Europe in Winter (The Fractured Europe Sequence)(33)
They shook hands and Mr Pasquinel went back up the aisle to the door. He opened it, but instead of leaving he stood in the doorway looking at something outside. Rudi paused in picking up the last couple of bafflers, looked at him for a moment, and then went to join him in the doorway.
A tall woman was standing outside. She was wearing a rumpled three-piece suit, a long grey belted raincoat with its collar turned up, and a fedora. She appeared to have been beamed into rural Suffolk from a Raymond Chandler novel. She was standing looking at them, hands in pockets, smiling broadly. She seemed to be alone.
Rudi and Mr Pasquinel exchanged glances. Then Mr Pasquinel took a deep breath, stepped outside, walked past the woman, and without looking back went out through the gate, turned left, and passed out of sight down the road. Rudi was quite impressed that he managed to resist the urge to break into a run.
The stranger had not moved, not looked away from Rudi, not stopped smiling. They looked at each other for some time.
Curiosity won, in the end. Rudi closed and locked the church door behind him and walked over to the woman and said, “Hello.”
She was in her mid-thirties, fair-haired. She dipped a hand into an inside jacket pocket, brought it out holding a laminated card. “Detective Chief Superintendent Sarah Smith,” she said. “EU Police.” The phrase ‘EU Police’ was the punchline to any number of jokes, but Rudi just raised an eyebrow and said, “You’re out of your jurisdiction, Chief Superintendent.”
“Then it’s fortunate I’m not here in an official capacity,” Smith said. She pocketed the identity card. “Are you interested in churches?”
“All Saints at Brixworth is extraordinary,” Rudi deadpanned.

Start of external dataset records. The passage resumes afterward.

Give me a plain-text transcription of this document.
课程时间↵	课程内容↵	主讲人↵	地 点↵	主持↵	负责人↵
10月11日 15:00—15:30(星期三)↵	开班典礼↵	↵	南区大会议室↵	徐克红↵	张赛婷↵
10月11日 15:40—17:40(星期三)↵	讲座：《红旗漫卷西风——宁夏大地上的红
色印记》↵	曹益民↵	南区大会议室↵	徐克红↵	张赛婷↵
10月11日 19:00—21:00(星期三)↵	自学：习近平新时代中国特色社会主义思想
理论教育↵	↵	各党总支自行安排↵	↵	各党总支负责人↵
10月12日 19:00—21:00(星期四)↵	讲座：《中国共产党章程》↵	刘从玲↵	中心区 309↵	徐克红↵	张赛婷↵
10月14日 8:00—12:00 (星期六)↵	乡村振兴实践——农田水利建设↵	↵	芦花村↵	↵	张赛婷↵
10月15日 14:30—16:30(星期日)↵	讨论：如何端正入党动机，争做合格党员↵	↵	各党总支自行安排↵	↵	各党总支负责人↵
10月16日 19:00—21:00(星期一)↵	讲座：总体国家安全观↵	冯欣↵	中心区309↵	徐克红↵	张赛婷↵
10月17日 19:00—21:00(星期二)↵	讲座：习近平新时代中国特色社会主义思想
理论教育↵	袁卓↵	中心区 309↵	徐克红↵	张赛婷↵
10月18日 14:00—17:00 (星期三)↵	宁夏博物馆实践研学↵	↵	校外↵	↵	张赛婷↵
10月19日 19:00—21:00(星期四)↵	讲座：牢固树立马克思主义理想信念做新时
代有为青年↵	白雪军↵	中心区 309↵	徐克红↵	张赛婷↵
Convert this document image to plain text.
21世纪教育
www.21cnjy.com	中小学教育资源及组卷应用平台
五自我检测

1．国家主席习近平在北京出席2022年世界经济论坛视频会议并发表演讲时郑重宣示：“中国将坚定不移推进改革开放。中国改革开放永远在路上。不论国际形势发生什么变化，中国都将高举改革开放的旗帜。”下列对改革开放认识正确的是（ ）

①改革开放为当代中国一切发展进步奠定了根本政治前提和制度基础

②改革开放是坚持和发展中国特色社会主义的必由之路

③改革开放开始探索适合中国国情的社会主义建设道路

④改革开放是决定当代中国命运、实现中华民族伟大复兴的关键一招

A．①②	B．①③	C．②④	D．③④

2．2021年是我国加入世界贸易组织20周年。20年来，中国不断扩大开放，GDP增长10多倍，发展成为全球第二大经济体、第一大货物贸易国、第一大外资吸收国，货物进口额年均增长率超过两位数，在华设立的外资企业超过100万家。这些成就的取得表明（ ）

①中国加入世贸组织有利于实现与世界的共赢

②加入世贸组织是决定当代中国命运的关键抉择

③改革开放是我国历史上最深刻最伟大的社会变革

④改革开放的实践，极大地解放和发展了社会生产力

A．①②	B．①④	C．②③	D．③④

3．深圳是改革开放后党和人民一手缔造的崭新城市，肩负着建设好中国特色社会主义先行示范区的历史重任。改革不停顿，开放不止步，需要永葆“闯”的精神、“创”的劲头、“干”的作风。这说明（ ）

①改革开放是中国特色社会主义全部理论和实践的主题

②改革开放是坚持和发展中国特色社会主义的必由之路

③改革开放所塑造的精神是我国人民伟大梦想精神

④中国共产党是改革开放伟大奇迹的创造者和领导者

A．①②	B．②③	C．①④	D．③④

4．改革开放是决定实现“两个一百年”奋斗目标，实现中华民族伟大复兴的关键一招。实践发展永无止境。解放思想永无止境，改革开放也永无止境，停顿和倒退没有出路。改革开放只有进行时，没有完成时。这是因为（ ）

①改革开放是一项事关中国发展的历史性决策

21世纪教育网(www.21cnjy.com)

Smith nodded and glanced in the direction Mr Pasquinel had taken. She said, “I used to date the Rokeby Venus,” and she looked back to Rudi and beamed.
Rudi devoted a few moments to wondering how long that particular phrase was going to dog his footsteps. He sighed. “Chief Superintendent,” he said.
“Will you walk with me?” Smith asked. “There’s a rather nice pub just along the way.”
Why not? “Lead on, Chief Superintendent.”
THE PUB WAS called the Black Ben, and the sign outside was so frankly racist that Rudi wondered how it had not been burned down. Inside, though, it was Generic English Country Pub, all polished wood and horse brasses and carpeting and snug velour upholstery. Rudi glanced at the lunch menu while Smith bought them drinks, considered ordering Crevettes en Croute just to see how badly an English pub kitchen could abuse the dish, decided against it.
They took their pints over to a table in a quiet corner, away from the handful of locals standing drinking at the bar. Smith took off her overcoat and draped it over a neighbouring chair. She had not once stopped smiling, not for a moment. It was beginning to irritate Rudi.
Smith took a printed photograph from her pocket and put it on the table beside Rudi’s pint. It was a full-face shot of a stocky, tousled and confused-looking man of about forty. Rudi gave it what he thought was due attention, then he looked at Smith and said, “I don’t know this man.”
She looked a little disappointed. “That’s a shame, because you might have been able to help us tidy up a small mystery,” she said.
“I’m sorry.”
“Oh, please, don’t apologise.” Smith tried her beer, apparently found it to her satisfaction. She put her glass back down on the table. “He was arrested flying in to Warsaw-Chopin from Moscow a few months ago. Passport Control thought there was something not quite right about his papers so they detained him while they made checks. It turned out he was travelling on very good forgeries.”
“Not that good, if they were spotted,” Rudi pointed out, although Polish Border Security were famously savvy and well-trained, not to mention ill-tempered.
Smith admitted the point with a nod. “He had no luggage,” she said. “No other identification. We’ve been able to trace his journey back to Krasnoyarsk, but before that...” She shrugged.
“Difficult liaison conditions?” Rudi asked.
“You know how it is.” Smith didn’t appear too upset about it. “He seems to be English. At least, that’s the only language he appears to speak. He’s foggy.”
“‘Foggy’?”
Smith sat back and crossed her arms. “Amnesiac. Doesn’t know who he is, where he’s from, where he’s been, what he did there.”
“Is he suspected of some crime?”
Smith shook her head. “We’re at a loss, really.”
Rudi took a swallow of beer. He looked down at the photograph again. “I genuinely don’t recognise him, Chief Superintendent,” he said.
“Then you wouldn’t have any idea why the only other thing he was carrying was an envelope with your name, address and an identification phrase printed on it,” Smith said.
Rudi gave the detective a long, level look. “No,” he said finally. “No, I wouldn’t.”
“One theory we’re working on – the obvious one, really – is that he was coming to deliver the envelope to you.”
“That would follow,” Rudi admitted while parsing the fact that Smith had approached him in England, where she had no powers of arrest, rather than in Kraków, where she did. “What are you playing at, Chief Superintendent?”